Banks charge circa $20 for a transfer account to account. Which works out cheaper if you use their exchange rates (depends on the amount)


----------



## jovi (Jul 28, 2009)

twister292 said:


> It depends on the type of transfer and amount. Banks will generally offer better exchange rates, but charge more to actually transfer the money. Western Union or Moneygram have slightly higher exchange rate but lower transfer fees.
> 
> For relatively moderate amounts, moneygram/western union work well, but they pay cash at the other end. Account-to-account transfers will need TTs through banks.


I have got the rate of 1US$=0.9353 on westpac site, whereas Mid Market rate is 1US$=0.9691, so net difference of 3.38$ (though its difficult to get rate closer to Mid marker rate).

So I think Banks rates are not better as compare to Forex exchange companies. 
Can anyone share his experience of converting foreign currency in Melbourne, which exchange company is good?


----------



## shafaqat309 (Apr 7, 2009)

twister292 said:


> It depends on the type of transfer and amount. Banks will generally offer better exchange rates, but charge more to actually transfer the money.

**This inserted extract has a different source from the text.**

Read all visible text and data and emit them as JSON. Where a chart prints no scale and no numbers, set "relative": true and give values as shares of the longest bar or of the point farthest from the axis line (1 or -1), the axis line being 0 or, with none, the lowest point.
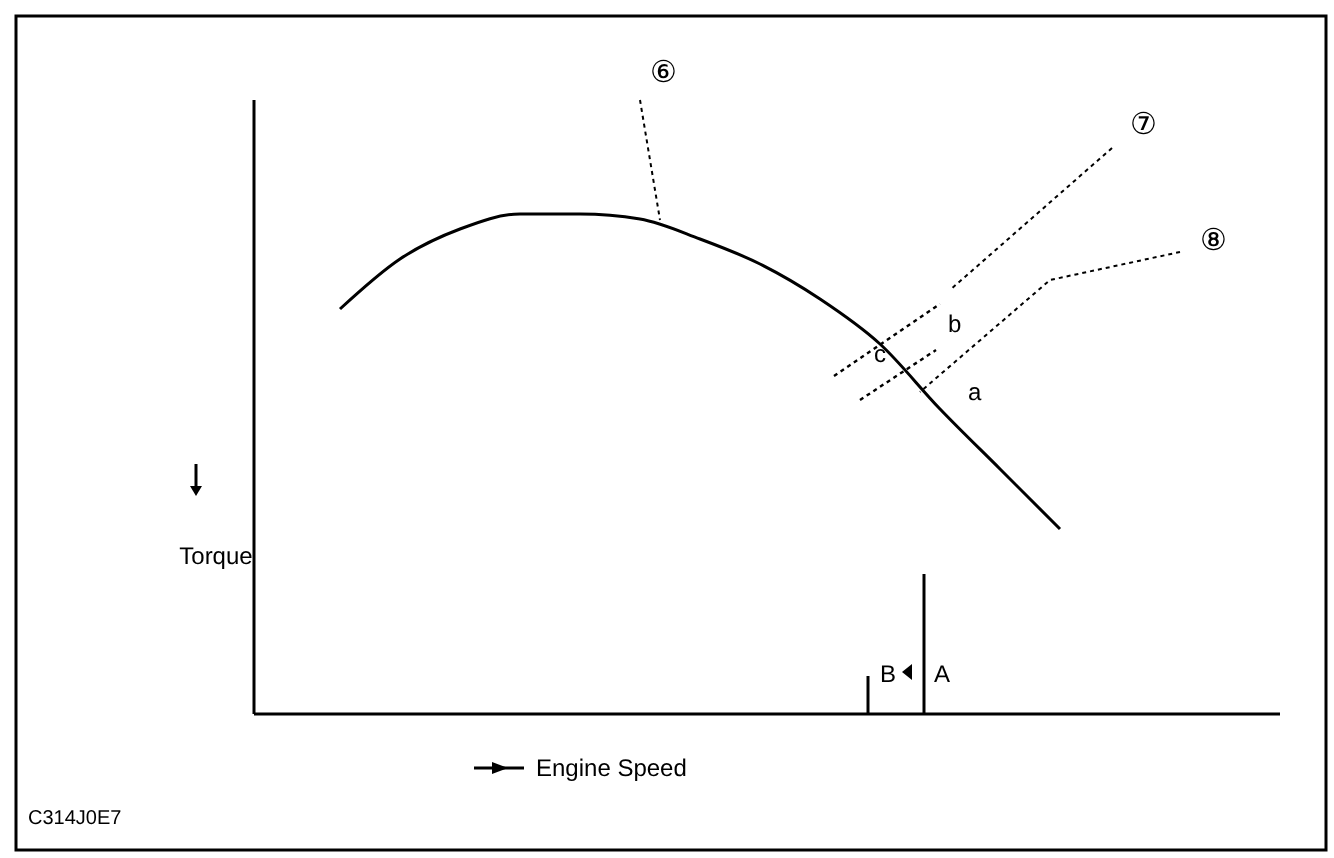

Western Union or Moneygram have slightly higher exchange rate but lower transfer fees.
> 
> For relatively moderate amounts, moneygram/western union work well, but they pay cash at the other end. Account-to-account transfers will need TTs through banks.


i have heard faysal bank has some agreement with Western Union and they transfer amount direct to faysal account. but need to confirm.


----------



## jovi (Jul 28, 2009)

shafaqat309 said:


> i have heard faysal bank has some agreement with Western Union and they transfer amount direct to faysal account. but need to confirm.


Different international companies like Western union, money gram etc have agreements with different banks, like MCB has with money gram whereas National bank has with WU.

You can confirm with your corresponding bank with which forex company they have got agreement.


----------



## twister292 (Mar 25, 2011)

jovi said:


> I have got the rate of 1US$=0.9353 on westpac site, whereas Mid Market rate is 1US$=0.9691, so net difference of 3.38$ (though its difficult to get rate closer to Mid marker rate).
> 
> So I think Banks rates are not better as compare to Forex exchange companies.
> Can anyone share his experience of converting foreign currency in Melbourne, which exchange company is good?


If you are bringing _physical cash_ into the country, anyone will clobber you. Nobody will match mid-market rates for cash, and don't be surprised to see spreads of up to 5 cents from the MMR for cash.

In fact, if that 3.38 cents of spread is for physical cash, that is fairly normal. 

If you bring notes to a bank, most will also charge you a 2% commission to change them. End-result will be absolutely crap exchange rate.


Try carrying a draft with you, denominated in AUD if possible. That way, you will be subjected to the exchange rate only once, and drafts will get better rates than cash. 

Carrying a lot of cash is in itself risky, and to top it up, carrying notes of a foreign currency will get you hammered when exchanging them to AUD as well.

Banks wont necessarily give you a good rate for relatively smaller amounts...I would be more concerned with the fact that the steep transfer fee (ranging from $20 for online ordered TTs up to $35 for some banks if you do a walk-in branch-assisted TT)

With banks, you would only have a significant advantage with rates if you are sending a large enough amount to cover both the cost of transmission _and_ get a better exchange rate. Needless to say, to get a bank on the negotiating table, you would need to be talking at least $50,000 or so (transactions that get handled by treasury rather than retail).

However, bank transfers are the most secure form of money remittance, and are traceable, and in some cases reversible as well.


----------



## hari999999 (Mar 17, 2009)

jovi said:


> Hi,
> 
> While searching on exchange rates offered by Commercial banks in Australia and foreign exchange companies, found the big differences in rates. Now I wonder where to go for currency conversion in Melbourne city.
> 
> ...


We are using UAE EXCHANGE to convert our currency and also to send cash at home
Thankyou.


----------